Landrat Lehmann: Kreissenioreneinrichtungen wirtschaftlich auf Kurs und mit strategischer Neuausrichtung

(v.li): Dorothea Ruhe (KSE Lippe) mit Bewohnerin Juliana Holst, Landrat Dr. Axel Lehmann und Dr. Johannes Hütte (Geschäftsführer Klinikum Lippe.

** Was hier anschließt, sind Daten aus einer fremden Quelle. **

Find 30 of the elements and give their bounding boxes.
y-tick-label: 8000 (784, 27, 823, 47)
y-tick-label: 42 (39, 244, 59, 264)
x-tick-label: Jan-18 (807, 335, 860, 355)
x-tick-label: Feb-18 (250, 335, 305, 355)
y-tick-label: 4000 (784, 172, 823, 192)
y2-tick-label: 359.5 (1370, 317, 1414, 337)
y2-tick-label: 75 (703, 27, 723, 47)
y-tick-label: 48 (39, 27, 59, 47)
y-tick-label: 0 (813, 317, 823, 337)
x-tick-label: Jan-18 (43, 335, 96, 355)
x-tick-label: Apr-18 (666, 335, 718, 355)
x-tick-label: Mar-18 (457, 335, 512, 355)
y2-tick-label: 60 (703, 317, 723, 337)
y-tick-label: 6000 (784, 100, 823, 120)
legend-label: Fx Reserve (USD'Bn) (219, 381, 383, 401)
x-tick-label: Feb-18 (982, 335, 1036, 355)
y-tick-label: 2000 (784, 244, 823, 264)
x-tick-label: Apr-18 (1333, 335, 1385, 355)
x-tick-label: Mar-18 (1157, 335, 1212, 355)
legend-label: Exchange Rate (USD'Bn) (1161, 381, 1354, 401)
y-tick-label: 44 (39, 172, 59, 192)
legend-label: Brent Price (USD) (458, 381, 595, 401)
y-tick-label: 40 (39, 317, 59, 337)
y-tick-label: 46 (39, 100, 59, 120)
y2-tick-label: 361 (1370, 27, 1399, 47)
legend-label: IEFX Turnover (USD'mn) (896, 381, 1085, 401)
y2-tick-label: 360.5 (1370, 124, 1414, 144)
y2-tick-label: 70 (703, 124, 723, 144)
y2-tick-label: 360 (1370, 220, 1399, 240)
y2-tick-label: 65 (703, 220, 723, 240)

Das Sanierungskonzept für die Kreissenioreneinrichtungen (KSE) zeigt erste Erfolge, dies konnte Landrat Dr. Axel Lehmann nun im Rahmen eines Pressegesprächs in der Blomberger Einrichtung am Hohenrenner Weg verkünden. Im Herbst 2015, kurz vor Lehmanns Amtsantritt, drohte der KSE die Insolvenz. „Es freut mich persönlich sehr, dass es uns gelungen ist, die KSE Lippe aus den roten Zahlen zu bekommen und so die Arbeitsplätze der Mitarbeiter zu sichern, für deren täglichen Einsatz ich mich ausdrücklich bedanken möchte.“  

 

Ziel des Sanierungskonzeptes war eine Spezialisierung der Häuser, um sich besser an die vielschichtigen Anforderungen in der Pflege anzupassen und somit die Senioreneinrichtungen des Kreises konkurrenzfähiger zu machen. Dorothea Ruhe, Prokuristin der KSE Lippe GmbH, hatte hierzu außerdem alle vorhandenen Verträge und Kooperationen auf den Prüfstand gestellt und die Verfahren im Rahmen des internen Risikomanagements neu gestaltet, um so eine bessere Übersicht über Kostenentwicklungen zu erhalten. „Unser Ziel war es, schnellstmöglich eine schwarze Null zu erreichen. Es ist schön, dass so der Fortbestand der Kreissenioreneirichtungen gesichert werden konnte. Mein Dank gilt an dieser Stelle allen, die diesen Prozess aktiv mitgetragen haben“, so Ruhe.

 

„Mit der Neuausrichtung der Kreissenioreneinrichtungen wollen wir zukunftsfähig werden. Aber mein Wunsch ist es aber darüber hinaus auch, jenseits der reinen Daseinsfürsorge mit unseren Schwerpunkten in den Häusern dazu beizutragen, dass Menschen in Lippe in jedem Alter genau die Pflege bekommen, die sie brauchen“, erklärt Lehmann.

 

Die KSE Lippe hat im Rahmen des Sanierungskonzepts bereits eine strategische Neuausrichtung gewagt und in Detmold und Blomberg Schwerpunkte gesetzt. In Blomberg besteht nun im „Haus Abendfrieden“ ein spezieller Wohnbereich, in dem Menschen mit mittel- bis schwergradiger Demenz betreut und gepflegt werden.

 

In Detmold gibt es bereits einen Bereich mit 36 Plätzen für jüngere pflegebedürftige Menschen, die dort ein weitgehend selbstbestimmtes Leben führen können. Dazu gehören dem Alter entsprechende Angebote sowie eine aktive, fordernde Tagesgestaltung. Aufgrund einer vermehrten Nachfrage soll der Bereich „Junge Pflege“ im kommenden Jahr weiter verstärkt werden. Für die dafür notwendigen Umbaumaßnahmen hat der Kreis Lippe im Haushaltsplan für das Jahr 2018 eine Summe von 115.000Euro eingeplant.